You can still hear the working-class animated couple bicker through their bitter script in their tenement from the RL (Real Life) piece on the other side of the gallery, compounding the dissonant juxtaposition of sound and visual imagery in Miracles in Reverse. (You can reverse the action—that’s why it’s called that.) But at least there’s a set of headphones here to block out some of that noise.

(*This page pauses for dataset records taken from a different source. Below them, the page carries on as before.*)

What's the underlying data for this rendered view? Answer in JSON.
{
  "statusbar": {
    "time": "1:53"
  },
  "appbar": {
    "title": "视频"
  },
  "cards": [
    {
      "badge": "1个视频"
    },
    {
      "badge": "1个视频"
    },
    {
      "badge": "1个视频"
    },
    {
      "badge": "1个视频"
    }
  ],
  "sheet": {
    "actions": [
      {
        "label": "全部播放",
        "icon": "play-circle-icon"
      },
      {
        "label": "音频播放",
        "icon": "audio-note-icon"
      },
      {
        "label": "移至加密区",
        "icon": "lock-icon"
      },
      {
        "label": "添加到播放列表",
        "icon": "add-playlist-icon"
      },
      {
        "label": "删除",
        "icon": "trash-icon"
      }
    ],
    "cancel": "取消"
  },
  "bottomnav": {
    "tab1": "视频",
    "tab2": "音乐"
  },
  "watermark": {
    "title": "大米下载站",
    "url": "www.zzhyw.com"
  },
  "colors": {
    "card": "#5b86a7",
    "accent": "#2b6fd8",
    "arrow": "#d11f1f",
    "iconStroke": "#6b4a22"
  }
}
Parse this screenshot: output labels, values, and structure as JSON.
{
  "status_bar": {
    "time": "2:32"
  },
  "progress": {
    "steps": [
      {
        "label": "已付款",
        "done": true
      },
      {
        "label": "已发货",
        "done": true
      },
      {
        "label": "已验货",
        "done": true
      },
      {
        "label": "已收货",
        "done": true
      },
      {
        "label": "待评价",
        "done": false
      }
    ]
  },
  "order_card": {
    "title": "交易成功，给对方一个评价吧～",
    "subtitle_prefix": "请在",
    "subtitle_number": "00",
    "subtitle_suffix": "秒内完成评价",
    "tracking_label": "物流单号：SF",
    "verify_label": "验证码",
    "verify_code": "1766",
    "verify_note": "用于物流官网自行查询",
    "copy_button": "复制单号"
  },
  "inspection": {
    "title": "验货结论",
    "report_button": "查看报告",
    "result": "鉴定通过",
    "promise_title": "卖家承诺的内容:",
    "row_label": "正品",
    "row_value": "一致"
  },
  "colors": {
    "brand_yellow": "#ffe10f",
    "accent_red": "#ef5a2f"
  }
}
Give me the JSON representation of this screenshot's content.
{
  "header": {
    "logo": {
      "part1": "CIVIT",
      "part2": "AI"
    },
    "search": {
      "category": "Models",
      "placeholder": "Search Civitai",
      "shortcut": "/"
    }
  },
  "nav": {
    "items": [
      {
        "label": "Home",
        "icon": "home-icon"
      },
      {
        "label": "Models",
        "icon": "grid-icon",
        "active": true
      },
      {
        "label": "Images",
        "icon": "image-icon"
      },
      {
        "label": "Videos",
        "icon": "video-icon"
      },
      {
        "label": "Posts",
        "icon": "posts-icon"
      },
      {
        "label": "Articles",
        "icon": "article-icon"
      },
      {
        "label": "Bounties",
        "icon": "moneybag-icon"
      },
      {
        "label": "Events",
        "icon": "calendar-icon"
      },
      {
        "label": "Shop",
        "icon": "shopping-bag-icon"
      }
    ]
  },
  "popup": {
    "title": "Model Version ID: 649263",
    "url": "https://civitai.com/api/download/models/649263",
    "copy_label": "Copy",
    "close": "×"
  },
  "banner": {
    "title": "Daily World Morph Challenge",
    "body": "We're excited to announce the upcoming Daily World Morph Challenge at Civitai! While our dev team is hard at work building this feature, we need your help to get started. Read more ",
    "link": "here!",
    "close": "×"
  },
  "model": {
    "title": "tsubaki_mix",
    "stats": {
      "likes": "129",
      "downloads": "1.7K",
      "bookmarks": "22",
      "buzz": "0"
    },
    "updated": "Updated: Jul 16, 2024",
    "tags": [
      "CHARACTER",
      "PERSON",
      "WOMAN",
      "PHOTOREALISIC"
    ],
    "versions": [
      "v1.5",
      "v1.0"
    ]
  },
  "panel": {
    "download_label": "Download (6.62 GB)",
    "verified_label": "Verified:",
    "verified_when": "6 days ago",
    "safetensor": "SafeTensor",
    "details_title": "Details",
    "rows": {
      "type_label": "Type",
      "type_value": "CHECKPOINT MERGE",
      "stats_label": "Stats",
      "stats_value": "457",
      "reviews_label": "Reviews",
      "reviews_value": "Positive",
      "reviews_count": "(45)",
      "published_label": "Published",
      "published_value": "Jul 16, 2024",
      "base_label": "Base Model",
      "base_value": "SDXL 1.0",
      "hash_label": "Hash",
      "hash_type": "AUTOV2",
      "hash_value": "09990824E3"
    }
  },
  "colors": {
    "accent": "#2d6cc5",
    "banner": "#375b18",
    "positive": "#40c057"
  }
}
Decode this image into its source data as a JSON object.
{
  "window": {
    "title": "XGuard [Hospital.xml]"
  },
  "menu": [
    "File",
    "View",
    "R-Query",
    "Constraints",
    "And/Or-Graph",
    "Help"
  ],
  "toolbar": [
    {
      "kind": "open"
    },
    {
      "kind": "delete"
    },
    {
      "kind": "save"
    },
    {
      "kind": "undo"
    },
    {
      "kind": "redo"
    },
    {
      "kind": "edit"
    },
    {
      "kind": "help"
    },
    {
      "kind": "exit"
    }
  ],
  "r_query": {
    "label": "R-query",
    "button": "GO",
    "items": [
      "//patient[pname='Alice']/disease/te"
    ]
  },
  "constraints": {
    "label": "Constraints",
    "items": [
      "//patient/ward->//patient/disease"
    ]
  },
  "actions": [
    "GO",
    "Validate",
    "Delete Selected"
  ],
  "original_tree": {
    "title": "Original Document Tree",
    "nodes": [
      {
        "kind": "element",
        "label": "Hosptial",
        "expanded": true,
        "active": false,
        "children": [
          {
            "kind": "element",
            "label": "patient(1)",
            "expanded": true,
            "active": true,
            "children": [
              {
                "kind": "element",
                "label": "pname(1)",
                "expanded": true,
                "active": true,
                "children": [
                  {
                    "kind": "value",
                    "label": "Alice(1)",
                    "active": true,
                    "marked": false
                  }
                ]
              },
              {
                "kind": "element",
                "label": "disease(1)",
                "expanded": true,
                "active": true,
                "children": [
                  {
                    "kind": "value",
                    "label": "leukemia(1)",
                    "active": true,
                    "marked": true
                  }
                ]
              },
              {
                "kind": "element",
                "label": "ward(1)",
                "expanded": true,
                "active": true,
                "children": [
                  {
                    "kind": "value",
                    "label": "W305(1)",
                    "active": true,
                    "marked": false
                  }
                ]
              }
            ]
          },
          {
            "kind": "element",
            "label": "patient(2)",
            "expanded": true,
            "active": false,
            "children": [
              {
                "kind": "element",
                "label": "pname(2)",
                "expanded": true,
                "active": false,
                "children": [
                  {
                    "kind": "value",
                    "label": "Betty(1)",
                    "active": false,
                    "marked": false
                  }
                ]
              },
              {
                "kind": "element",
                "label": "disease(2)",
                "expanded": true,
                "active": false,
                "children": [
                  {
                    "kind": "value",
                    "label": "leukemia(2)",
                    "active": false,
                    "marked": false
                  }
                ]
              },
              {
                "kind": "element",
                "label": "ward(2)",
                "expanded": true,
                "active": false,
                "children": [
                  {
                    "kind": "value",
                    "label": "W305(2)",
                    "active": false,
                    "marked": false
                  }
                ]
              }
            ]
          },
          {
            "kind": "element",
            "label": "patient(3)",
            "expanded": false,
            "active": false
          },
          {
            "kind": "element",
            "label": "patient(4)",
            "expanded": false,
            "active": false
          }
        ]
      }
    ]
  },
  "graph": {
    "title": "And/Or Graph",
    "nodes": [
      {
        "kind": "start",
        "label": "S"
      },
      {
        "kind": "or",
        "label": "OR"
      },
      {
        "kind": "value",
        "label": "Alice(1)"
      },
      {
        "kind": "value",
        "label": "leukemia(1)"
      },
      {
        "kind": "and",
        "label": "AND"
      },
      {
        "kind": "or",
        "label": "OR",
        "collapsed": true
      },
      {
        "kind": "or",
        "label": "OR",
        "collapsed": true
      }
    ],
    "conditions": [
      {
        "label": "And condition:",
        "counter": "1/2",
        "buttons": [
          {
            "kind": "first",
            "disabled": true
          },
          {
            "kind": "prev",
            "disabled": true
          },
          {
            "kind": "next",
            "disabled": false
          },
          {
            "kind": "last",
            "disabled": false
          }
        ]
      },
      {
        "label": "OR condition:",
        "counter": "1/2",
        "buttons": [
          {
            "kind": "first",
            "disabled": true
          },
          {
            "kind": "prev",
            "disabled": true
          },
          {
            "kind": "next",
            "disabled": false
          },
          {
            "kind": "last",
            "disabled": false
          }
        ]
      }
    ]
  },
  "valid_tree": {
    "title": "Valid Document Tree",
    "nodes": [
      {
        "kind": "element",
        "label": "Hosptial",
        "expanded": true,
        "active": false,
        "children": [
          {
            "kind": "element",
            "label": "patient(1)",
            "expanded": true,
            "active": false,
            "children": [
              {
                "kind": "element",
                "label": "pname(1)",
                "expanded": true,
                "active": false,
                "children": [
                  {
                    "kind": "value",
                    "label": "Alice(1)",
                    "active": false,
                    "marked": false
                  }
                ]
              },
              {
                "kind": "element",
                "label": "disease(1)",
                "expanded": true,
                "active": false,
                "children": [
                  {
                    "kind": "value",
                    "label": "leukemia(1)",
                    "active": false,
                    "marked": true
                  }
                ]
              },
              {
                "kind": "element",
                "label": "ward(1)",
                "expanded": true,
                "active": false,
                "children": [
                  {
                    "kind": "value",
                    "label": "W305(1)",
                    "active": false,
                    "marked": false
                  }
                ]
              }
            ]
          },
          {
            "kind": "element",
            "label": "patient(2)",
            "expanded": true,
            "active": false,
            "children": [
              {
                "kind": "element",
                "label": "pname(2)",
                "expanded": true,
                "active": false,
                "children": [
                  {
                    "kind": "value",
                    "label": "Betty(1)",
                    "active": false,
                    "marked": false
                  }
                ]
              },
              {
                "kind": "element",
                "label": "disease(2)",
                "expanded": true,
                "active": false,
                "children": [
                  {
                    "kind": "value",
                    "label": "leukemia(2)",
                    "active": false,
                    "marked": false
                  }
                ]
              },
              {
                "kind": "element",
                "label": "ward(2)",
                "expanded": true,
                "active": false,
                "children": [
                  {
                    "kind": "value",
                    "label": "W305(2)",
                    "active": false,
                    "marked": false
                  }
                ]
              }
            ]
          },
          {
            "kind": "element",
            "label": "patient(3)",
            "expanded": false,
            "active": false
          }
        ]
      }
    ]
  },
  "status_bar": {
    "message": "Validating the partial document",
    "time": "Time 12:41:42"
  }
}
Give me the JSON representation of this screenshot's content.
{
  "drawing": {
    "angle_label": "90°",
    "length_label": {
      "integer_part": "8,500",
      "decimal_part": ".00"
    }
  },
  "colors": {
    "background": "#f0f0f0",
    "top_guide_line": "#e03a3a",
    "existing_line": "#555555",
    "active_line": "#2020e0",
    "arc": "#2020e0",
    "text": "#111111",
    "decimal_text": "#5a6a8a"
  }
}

Fortunately, that’s also the case in Toni Dove’s Sally or The Bubble Burst, an interactive DVD-ROM that “uses speech recognition and synthesis to allow viewers to enter the world of Sally, an inhabitable responsive narrative character based on the 1930s fan and bubble dancer Sally Rand.” A sexually provocative tease, Sally could draw as many sexually hungry art-lovers as the Trekkie robot on the escalator—but she ought to draw some major-league techies, too. Look at the bizarre images on the screen that you can select. With a click of the mouse, put her face on the translucent surface of the bubble. With another click, let her do her burlesque, draping herself (the artist dressed as the sex doll) with her platinum hair-do and shapely legs across the bubble in her skimpy outfit. Make her say whatever comes to you, whether the William Blake lines about the soldier’s blood running in blood down palace walls or the road of excess leading to the palace of wisdom, or those Emily Dickinson lines about the emperor getting down from his chariot to kneel upon her mat at the gate of her Amherst home. Something you wouldn’t expect a fan and bubble dancer of the ’30s to say necessarily. But listen hard for her parroting of the lines, because that dissonance from the rest of the gallery is getting in the way.

The characters at the center of all the pieces on display at the Art Interactive are engaging to a degree. But the individual pieces need some soundproofing to attain their full potential—and even then, it may be that characterization ought to be left to fuddy-duddy literary fiction, traditional narrative painting, and dramatic theater.